Jeffrey Ford
1997
I like books that ask questions but don’t necessarily provide neat answers. On one level, The Physiognomy explores “don’t judge a book by its cover.” But there is much more to it than that, with deepening levels of dream imagery that explore pride, falling on your face, guilt, and redemption. Throughout the book characters are reborn in surprising ways. All of this in an environment that isn’t our real world, but which is connected to our real world by threads, strings, ropes of familiarity. This book reminds me of Stanislaw Lem’s writing, except perhaps he would be dreaming this story. Samuel Delaney’s Dhalgren, with its first person narrative involving a fantastic city, also comes to mind.
Cley is a physiognomist, that is, a professional measurer of the human body. Physiognomy is phrenology, that 19th Century quackery, taken to its utmost level of illogicality. It declares that the physical arrangement of the body, that is, the shape of the brows, size of limb, amount of hair, existence of moles and warts, and so on, is precisely related to the moral and mental makeup of the person being examined. As Physiognomist, First Class, Cley has the power of life and death over those around him. Such is the belief in physiognomy that it is believed that he can find a thief simply by examining him. Cley can condemn people to death simply for how they look.
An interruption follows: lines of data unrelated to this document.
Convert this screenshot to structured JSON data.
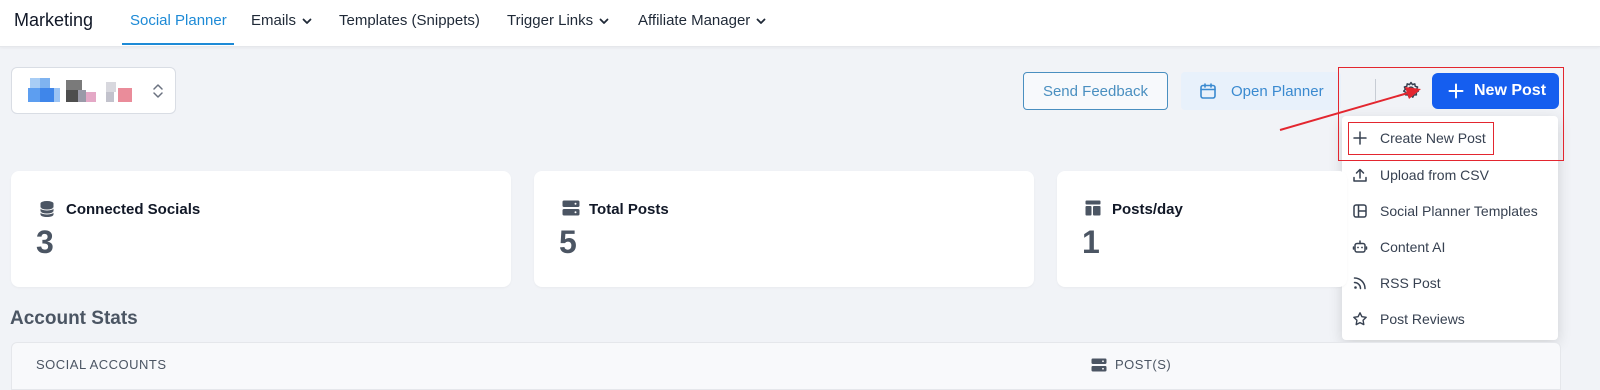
{
  "nav": {
    "brand": "Marketing",
    "tabs": [
      {
        "label": "Social Planner",
        "active": true,
        "dropdown": false
      },
      {
        "label": "Emails",
        "dropdown": true
      },
      {
        "label": "Templates (Snippets)",
        "dropdown": false
      },
      {
        "label": "Trigger Links",
        "dropdown": true
      },
      {
        "label": "Affiliate Manager",
        "dropdown": true
      }
    ]
  },
  "toolbar": {
    "feedback_label": "Send Feedback",
    "planner_label": "Open Planner",
    "new_post_label": "New Post",
    "plus_glyph": "+"
  },
  "new_post_menu": {
    "items": [
      {
        "label": "Create New Post",
        "icon": "plus-icon"
      },
      {
        "label": "Upload from CSV",
        "icon": "upload-icon"
      },
      {
        "label": "Social Planner Templates",
        "icon": "template-icon"
      },
      {
        "label": "Content AI",
        "icon": "robot-icon"
      },
      {
        "label": "RSS Post",
        "icon": "rss-icon"
      },
      {
        "label": "Post Reviews",
        "icon": "star-icon"
      }
    ]
  },
  "stats": [
    {
      "title": "Connected Socials",
      "value": "3",
      "icon": "database-icon"
    },
    {
      "title": "Total Posts",
      "value": "5",
      "icon": "server-icon"
    },
    {
      "title": "Posts/day",
      "value": "1",
      "icon": "layout-icon"
    }
  ],
  "account_stats": {
    "title": "Account Stats",
    "columns": [
      "SOCIAL ACCOUNTS",
      "POST(S)"
    ]
  },
  "colors": {
    "accent": "#155eef",
    "active_tab": "#1d8ad6",
    "annotation_red": "#e3262f"
  }
}
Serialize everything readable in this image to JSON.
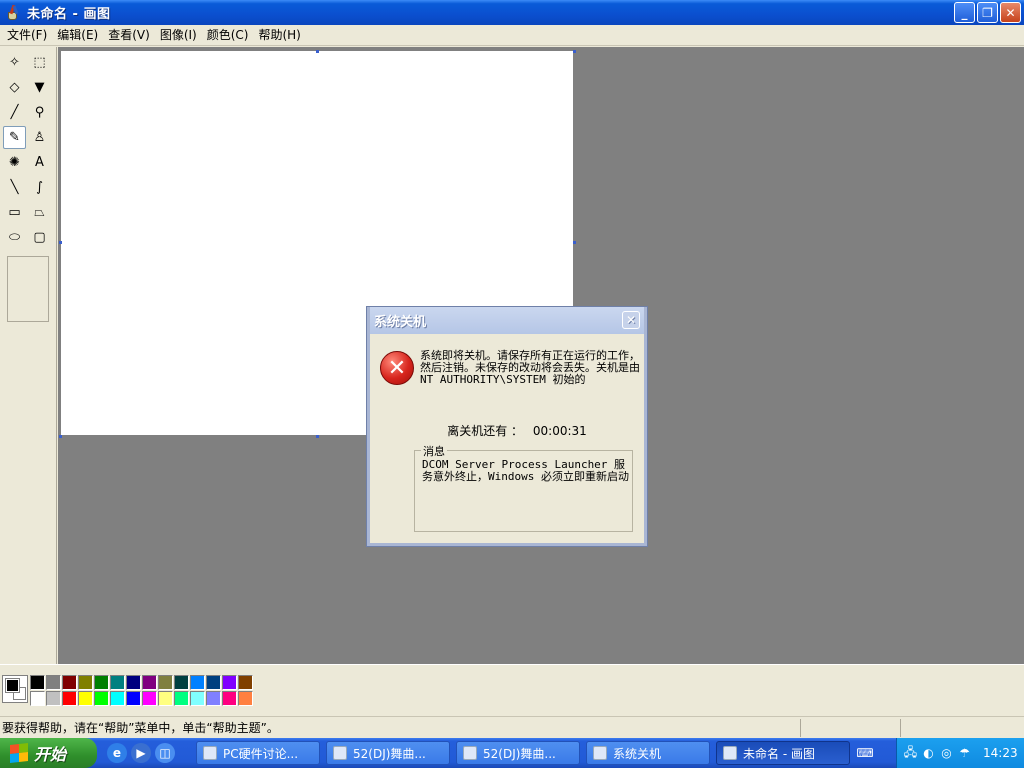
{
  "window": {
    "title": "未命名 - 画图",
    "minimize_glyph": "_",
    "restore_glyph": "❐",
    "close_glyph": "✕"
  },
  "menu": [
    {
      "label": "文件(F)"
    },
    {
      "label": "编辑(E)"
    },
    {
      "label": "查看(V)"
    },
    {
      "label": "图像(I)"
    },
    {
      "label": "颜色(C)"
    },
    {
      "label": "帮助(H)"
    }
  ],
  "tools": [
    {
      "name": "free-select-icon",
      "glyph": "✧"
    },
    {
      "name": "rect-select-icon",
      "glyph": "⬚"
    },
    {
      "name": "eraser-icon",
      "glyph": "◇"
    },
    {
      "name": "fill-bucket-icon",
      "glyph": "▼"
    },
    {
      "name": "color-picker-icon",
      "glyph": "╱"
    },
    {
      "name": "magnifier-icon",
      "glyph": "⚲"
    },
    {
      "name": "pencil-icon",
      "glyph": "✎"
    },
    {
      "name": "brush-icon",
      "glyph": "♙"
    },
    {
      "name": "airbrush-icon",
      "glyph": "✺"
    },
    {
      "name": "text-icon",
      "glyph": "A"
    },
    {
      "name": "line-icon",
      "glyph": "╲"
    },
    {
      "name": "curve-icon",
      "glyph": "∫"
    },
    {
      "name": "rectangle-icon",
      "glyph": "▭"
    },
    {
      "name": "polygon-icon",
      "glyph": "⏢"
    },
    {
      "name": "ellipse-icon",
      "glyph": "⬭"
    },
    {
      "name": "rounded-rect-icon",
      "glyph": "▢"
    }
  ],
  "palette": {
    "foreground": "#000000",
    "background": "#ffffff",
    "colors": [
      "#000000",
      "#808080",
      "#800000",
      "#808000",
      "#008000",
      "#008080",
      "#000080",
      "#800080",
      "#808040",
      "#004040",
      "#0080ff",
      "#004080",
      "#8000ff",
      "#804000",
      "#ffffff",
      "#c0c0c0",
      "#ff0000",
      "#ffff00",
      "#00ff00",
      "#00ffff",
      "#0000ff",
      "#ff00ff",
      "#ffff80",
      "#00ff80",
      "#80ffff",
      "#8080ff",
      "#ff0080",
      "#ff8040"
    ]
  },
  "status": {
    "text": "要获得帮助，请在“帮助”菜单中，单击“帮助主题”。"
  },
  "dialog": {
    "title": "系统关机",
    "close_glyph": "✕",
    "error_glyph": "✕",
    "message": "系统即将关机。请保存所有正在运行的工作，然后注销。未保存的改动将会丢失。关机是由 NT AUTHORITY\\SYSTEM 初始的",
    "countdown_label": "离关机还有 ：",
    "countdown_value": "00:00:31",
    "group_label": "消息",
    "group_message": "DCOM Server Process Launcher 服务意外终止，Windows 必须立即重新启动"
  },
  "taskbar": {
    "start_label": "开始",
    "tasks": [
      {
        "label": "PC硬件讨论..."
      },
      {
        "label": "52(DJ)舞曲..."
      },
      {
        "label": "52(DJ)舞曲..."
      },
      {
        "label": "系统关机"
      },
      {
        "label": "未命名 - 画图"
      }
    ],
    "clock": "14:23"
  }
}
He is sent from the Well-Built City by his genius mad scientist of a boss, to a mining town out in the country in order to suss out a thief. And here is where his entire world begins to crack.
Wonderfully critical of science and modern industry, Ford expresses that criticism in ways that are both direct and yet nearly Jungian. Death and rebirth are treated as brutally yet as succintly as anything in the Brothers Grimm. Ford never flinches.
Despite the fabulous nature of his book, Ford’s writing is clear and uncluttered. I highly recommend it.